Regularized least squares for the building of a sizing criterion based on damage mechanics

Utilization of the building-block approach for the design of composite parts emerged from the need to develop a true understanding of the complex composite structural response through experimentation and analysis. The present work aims to provide a numerical counterpart to the expensive experimental testing of advanced composite laminate structures. This detailed analysis can be fully integrated into the building-block approach to enhance its capability to examine full-scale structural behavior and improve its reliability. To this end, a Virtual Testing Analysis (VTA) based on the structural decomposition into a number of complicated laminates is introduced for determining premature damage evolution. VTA augment FEM with a hierarchical procedure which goes down to the meso-scale where a detailed modeling of each component is examined using non-linear FEM. Design of Experiments is utilized for an optimal sampling of the design space related to the laminate subcomponents. Linear least squares regression using Tikhonov regularization (L2-norm penalty function) and Truncated Singular Value Decomposition (TSVD) are used to combat overfitting and stabilize possible ill-conditioned matrix inverse problems.
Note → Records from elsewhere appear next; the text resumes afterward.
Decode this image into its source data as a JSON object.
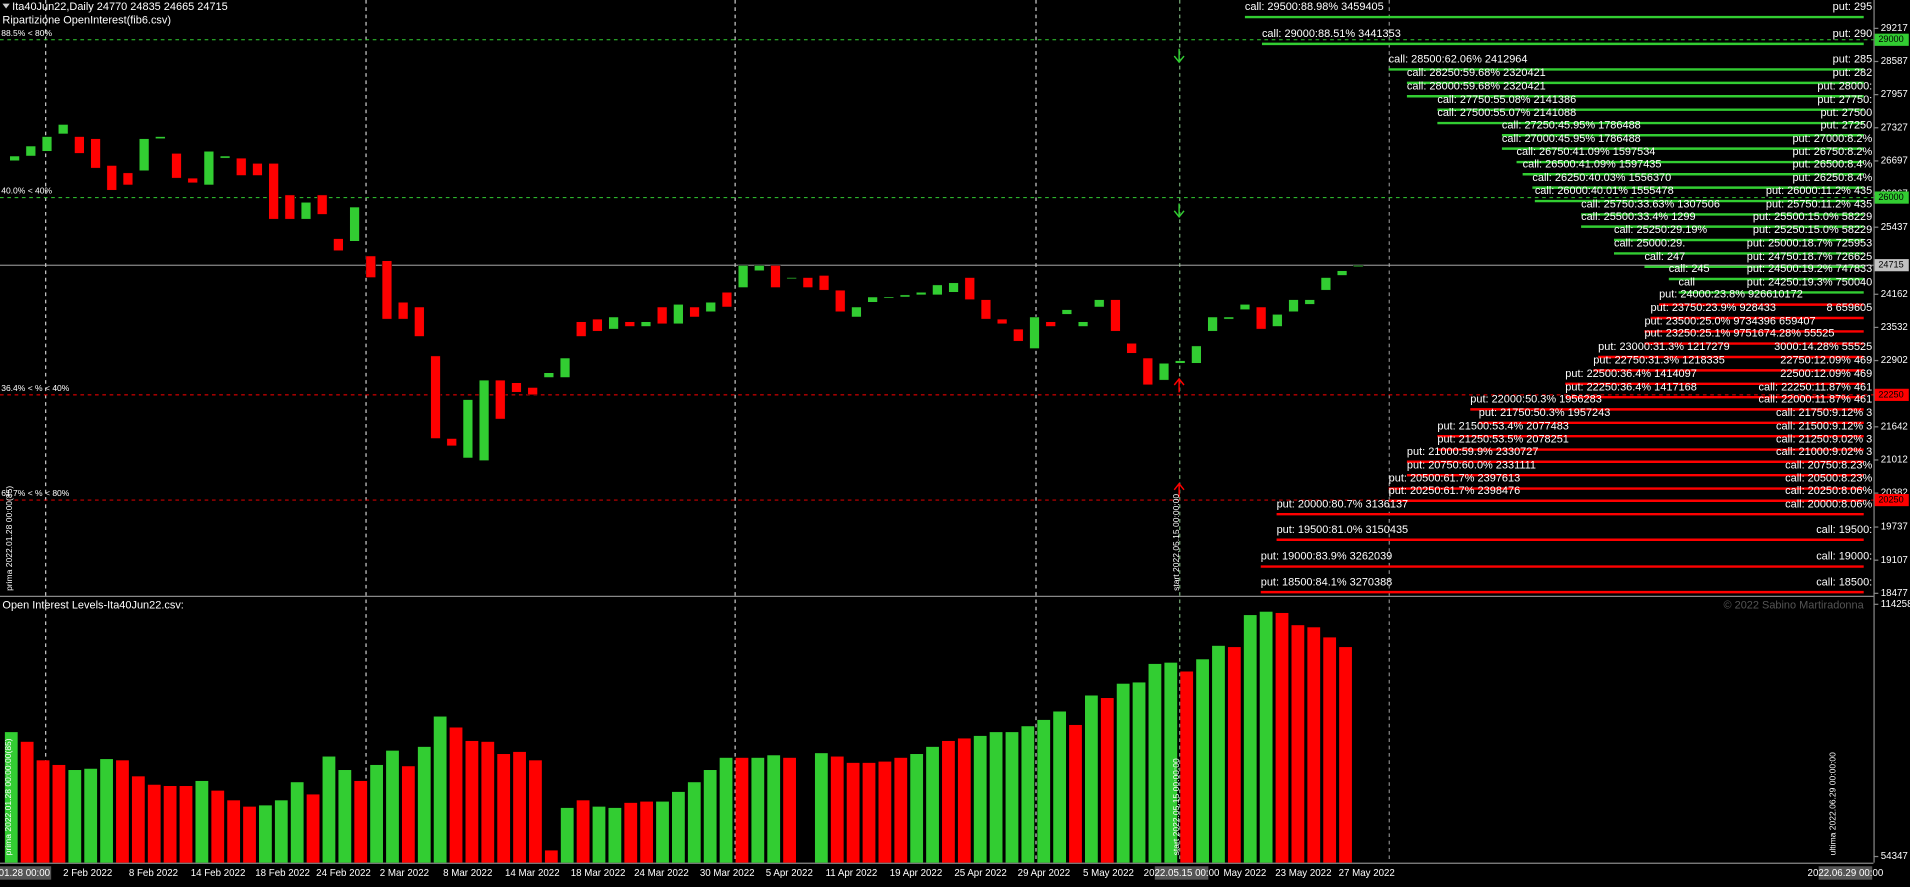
{
  "chart_data": [
    {
      "type": "candlestick",
      "title": "Ita40Jun22,Daily  24770 24835 24665 24715",
      "subtitle": "Ripartizione OpenInterest(fib6.csv)",
      "up_color": "#32cd32",
      "down_color": "#ff0000",
      "open": [
        26700,
        26790,
        26880,
        27210,
        27160,
        27120,
        26610,
        26470,
        26510,
        27120,
        26840,
        26370,
        26240,
        26750,
        26750,
        26650,
        26650,
        26050,
        25590,
        26050,
        25220,
        25170,
        24890,
        24800,
        24010,
        23920,
        22990,
        21420,
        21050,
        21000,
        22530,
        22480,
        22390,
        22580,
        22580,
        23640,
        23690,
        23500,
        23640,
        23550,
        23920,
        23600,
        23920,
        23830,
        24200,
        24290,
        24610,
        24710,
        24480,
        24480,
        24520,
        24240,
        23730,
        24010,
        24110,
        24110,
        24150,
        24150,
        24200,
        24480,
        24060,
        23690,
        23500,
        23130,
        23640,
        23780,
        23550,
        23920,
        24060,
        23230,
        22950,
        22530,
        22850,
        22850,
        23460,
        23690,
        23870,
        23920,
        23550,
        23830,
        23970,
        24240,
        24520,
        24710
      ],
      "close": [
        26790,
        26980,
        27160,
        27390,
        26840,
        26560,
        26140,
        26240,
        27120,
        27160,
        26370,
        26280,
        26880,
        26790,
        26420,
        26420,
        25590,
        25590,
        25910,
        25680,
        24990,
        25820,
        24480,
        23690,
        23690,
        23360,
        21420,
        21280,
        22160,
        22530,
        21790,
        22300,
        22250,
        22670,
        22950,
        23360,
        23460,
        23730,
        23550,
        23640,
        23600,
        23970,
        23730,
        24010,
        23920,
        24710,
        24710,
        24290,
        24480,
        24290,
        24240,
        23830,
        23920,
        24110,
        24110,
        24150,
        24200,
        24340,
        24380,
        24060,
        23690,
        23600,
        23270,
        23730,
        23550,
        23870,
        23640,
        24060,
        23460,
        23040,
        22440,
        22850,
        22900,
        23180,
        23730,
        23730,
        23970,
        23500,
        23780,
        24060,
        24060,
        24480,
        24610,
        24710
      ],
      "ylim": [
        18430,
        29756
      ],
      "yticks": [
        29217,
        28587,
        27957,
        27327,
        26697,
        26067,
        25437,
        24162,
        23532,
        22902,
        21642,
        21012,
        20382,
        19737,
        19107,
        18477
      ],
      "marked_levels": [
        {
          "value": 29000,
          "color": "#32cd32",
          "label": "88.5% < 80%"
        },
        {
          "value": 26000,
          "color": "#32cd32",
          "label": "40.0% < 40%"
        },
        {
          "value": 24715,
          "color": "#c0c0c0"
        },
        {
          "value": 22250,
          "color": "#ff0000",
          "label": "36.4% < % < 40%"
        },
        {
          "value": 20250,
          "color": "#ff0000",
          "label": "61.7% < % < 80%"
        }
      ],
      "levels": [
        {
          "label": "call: 29500:88.98% 3459405",
          "side": "put: 295",
          "color": "#32cd32"
        },
        {
          "label": "call: 29000:88.51% 3441353",
          "side": "put: 290",
          "color": "#32cd32"
        },
        {
          "label": "call: 28500:62.06% 2412964",
          "side": "put: 285",
          "color": "#32cd32"
        },
        {
          "label": "call: 28250:59.68% 2320421",
          "side": "put: 282",
          "color": "#32cd32"
        },
        {
          "label": "call: 28000:59.68% 2320421",
          "side": "put: 28000:",
          "color": "#32cd32"
        },
        {
          "label": "call: 27750:55.08% 2141386",
          "side": "put: 27750:",
          "color": "#32cd32"
        },
        {
          "label": "call: 27500:55.07% 2141088",
          "side": "put: 27500",
          "color": "#32cd32"
        },
        {
          "label": "call: 27250:45.95% 1786488",
          "side": "put: 27250",
          "color": "#32cd32"
        },
        {
          "label": "call: 27000:45.95% 1786488",
          "side": "put: 27000:8.2%",
          "color": "#32cd32"
        },
        {
          "label": "call: 26750:41.09% 1597534",
          "side": "put: 26750:8.2%",
          "color": "#32cd32"
        },
        {
          "label": "call: 26500:41.09% 1597435",
          "side": "put: 26500:8.4%",
          "color": "#32cd32"
        },
        {
          "label": "call: 26250:40.03% 1556370",
          "side": "put: 26250:8.4%",
          "color": "#32cd32"
        },
        {
          "label": "call: 26000:40.01% 1555478",
          "side": "put: 26000:11.2% 435",
          "color": "#32cd32"
        },
        {
          "label": "call: 25750:33.63% 1307506",
          "side": "put: 25750:11.2% 435",
          "color": "#32cd32"
        },
        {
          "label": "call: 25500:33.4% 1299",
          "side": "put: 25500:15.0% 58229",
          "color": "#32cd32"
        },
        {
          "label": "call: 25250:29.19%",
          "side": "put: 25250:15.0% 58229",
          "color": "#32cd32"
        },
        {
          "label": "call: 25000:29.",
          "side": "put: 25000:18.7% 725953",
          "color": "#32cd32"
        },
        {
          "label": "call: 247",
          "side": "put: 24750:18.7% 726625",
          "color": "#32cd32"
        },
        {
          "label": "call: 245",
          "side": "put: 24500:19.2% 747833",
          "color": "#32cd32"
        },
        {
          "label": "call",
          "side": "put: 24250:19.3% 750040",
          "color": "#32cd32"
        },
        {
          "label": "put: 24000:23.8% 926610172",
          "side": "",
          "color": "#ff0000"
        },
        {
          "label": "put: 23750:23.9% 928433",
          "side": "8 659605",
          "color": "#ff0000"
        },
        {
          "label": "put: 23500:25.0% 9734396 659407",
          "side": "",
          "color": "#ff0000"
        },
        {
          "label": "put: 23250:25.1% 9751674.28% 55525",
          "side": "",
          "color": "#ff0000"
        },
        {
          "label": "put: 23000:31.3% 1217279",
          "side": "3000:14.28% 55525",
          "color": "#ff0000"
        },
        {
          "label": "put: 22750:31.3% 1218335",
          "side": "22750:12.09% 469",
          "color": "#ff0000"
        },
        {
          "label": "put: 22500:36.4% 1414097",
          "side": "22500:12.09% 469",
          "color": "#ff0000"
        },
        {
          "label": "put: 22250:36.4% 1417168",
          "side": "call: 22250:11.87% 461",
          "color": "#ff0000"
        },
        {
          "label": "put: 22000:50.3% 1956283",
          "side": "call: 22000:11.87% 461",
          "color": "#ff0000"
        },
        {
          "label": "put: 21750:50.3% 1957243",
          "side": "call: 21750:9.12% 3",
          "color": "#ff0000"
        },
        {
          "label": "put: 21500:53.4% 2077483",
          "side": "call: 21500:9.12% 3",
          "color": "#ff0000"
        },
        {
          "label": "put: 21250:53.5% 2078251",
          "side": "call: 21250:9.02% 3",
          "color": "#ff0000"
        },
        {
          "label": "put: 21000:59.9% 2330727",
          "side": "call: 21000:9.02% 3",
          "color": "#ff0000"
        },
        {
          "label": "put: 20750:60.0% 2331111",
          "side": "call: 20750:8.23%",
          "color": "#ff0000"
        },
        {
          "label": "put: 20500:61.7% 2397613",
          "side": "call: 20500:8.23%",
          "color": "#ff0000"
        },
        {
          "label": "put: 20250:61.7% 2398476",
          "side": "call: 20250:8.06%",
          "color": "#ff0000"
        },
        {
          "label": "put: 20000:80.7% 3136137",
          "side": "call: 20000:8.06%",
          "color": "#ff0000"
        },
        {
          "label": "put: 19500:81.0% 3150435",
          "side": "call: 19500:",
          "color": "#ff0000"
        },
        {
          "label": "put: 19000:83.9% 3262039",
          "side": "call: 19000:",
          "color": "#ff0000"
        },
        {
          "label": "put: 18500:84.1% 3270388",
          "side": "call: 18500:",
          "color": "#ff0000"
        }
      ],
      "vertical_labels": [
        "prima 2022.01.28 00:00(85)",
        "start 2022.05.15 00:00:00"
      ]
    },
    {
      "type": "bar",
      "title": "Open Interest Levels-Ita40Jun22.csv:",
      "annotation": "© 2022 Sabino Martiradonna",
      "values": [
        83900,
        81600,
        77200,
        76100,
        74900,
        75200,
        77500,
        77200,
        73400,
        71400,
        71100,
        71100,
        72300,
        70000,
        67700,
        66200,
        66500,
        67700,
        72000,
        69100,
        78100,
        74900,
        72300,
        76100,
        79500,
        75800,
        80400,
        87600,
        85000,
        81800,
        81600,
        78700,
        79200,
        77200,
        55800,
        65900,
        67700,
        66200,
        65900,
        67100,
        67400,
        67400,
        69700,
        72000,
        74900,
        77800,
        77800,
        77800,
        78400,
        77800,
        null,
        78900,
        78100,
        76600,
        76600,
        76900,
        77800,
        78700,
        80400,
        81800,
        82400,
        83000,
        83900,
        83900,
        85300,
        86800,
        88800,
        85600,
        92600,
        92000,
        95400,
        95700,
        100100,
        100400,
        98300,
        101200,
        104400,
        104100,
        111700,
        112500,
        112200,
        109300,
        108800,
        106400,
        104100
      ],
      "colors": [
        "#32cd32",
        "#ff0000",
        "#ff0000",
        "#ff0000",
        "#32cd32",
        "#32cd32",
        "#32cd32",
        "#ff0000",
        "#ff0000",
        "#ff0000",
        "#ff0000",
        "#ff0000",
        "#32cd32",
        "#ff0000",
        "#ff0000",
        "#ff0000",
        "#32cd32",
        "#32cd32",
        "#32cd32",
        "#ff0000",
        "#32cd32",
        "#32cd32",
        "#ff0000",
        "#32cd32",
        "#32cd32",
        "#ff0000",
        "#32cd32",
        "#32cd32",
        "#ff0000",
        "#ff0000",
        "#ff0000",
        "#ff0000",
        "#ff0000",
        "#ff0000",
        "#ff0000",
        "#32cd32",
        "#ff0000",
        "#32cd32",
        "#32cd32",
        "#ff0000",
        "#ff0000",
        "#32cd32",
        "#32cd32",
        "#32cd32",
        "#32cd32",
        "#32cd32",
        "#ff0000",
        "#32cd32",
        "#32cd32",
        "#ff0000",
        "#000000",
        "#32cd32",
        "#ff0000",
        "#ff0000",
        "#ff0000",
        "#ff0000",
        "#ff0000",
        "#32cd32",
        "#32cd32",
        "#ff0000",
        "#ff0000",
        "#32cd32",
        "#32cd32",
        "#32cd32",
        "#32cd32",
        "#32cd32",
        "#32cd32",
        "#ff0000",
        "#32cd32",
        "#ff0000",
        "#32cd32",
        "#32cd32",
        "#32cd32",
        "#32cd32",
        "#ff0000",
        "#32cd32",
        "#32cd32",
        "#ff0000",
        "#32cd32",
        "#32cd32",
        "#ff0000",
        "#ff0000",
        "#ff0000",
        "#ff0000",
        "#ff0000"
      ],
      "ylim": [
        52900,
        115700
      ],
      "yticks": [
        114258,
        54347
      ],
      "x_labels": [
        "01.28 00:00",
        "2 Feb 2022",
        "8 Feb 2022",
        "14 Feb 2022",
        "18 Feb 2022",
        "24 Feb 2022",
        "2 Mar 2022",
        "8 Mar 2022",
        "14 Mar 2022",
        "18 Mar 2022",
        "24 Mar 2022",
        "30 Mar 2022",
        "5 Apr 2022",
        "11 Apr 2022",
        "19 Apr 2022",
        "25 Apr 2022",
        "29 Apr 2022",
        "5 May 2022",
        "2022.05.15 00:00",
        "May 2022",
        "23 May 2022",
        "27 May 2022",
        "2022.06.29 00:00"
      ],
      "vertical_labels": [
        "prima 2022.01.28 00:00:00(85)",
        "start 2022.05.15 00:00:00",
        "ultima 2022.06.29 00:00:00"
      ]
    }
  ]
}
Furthermore, a Multi-Stage Least Squares methodology is implemented as an alternative approximation which utilizes a separation of the design variables into sets. This method yields optimal solutions in each subspace in a hope to obtain the final global optimal solution from the composition of locally optimal solutions. Performance and efficiency are evaluated both for training and validation data using error measures based on the residuals. Preliminary results showed acceptable accuracy for the linear least squares and Multi-Stage Least Squares methods. An important key aspect of VTA is that off-line computations for the advanced laminates can be stored and used for different full-scale structures as a simple failure criterion.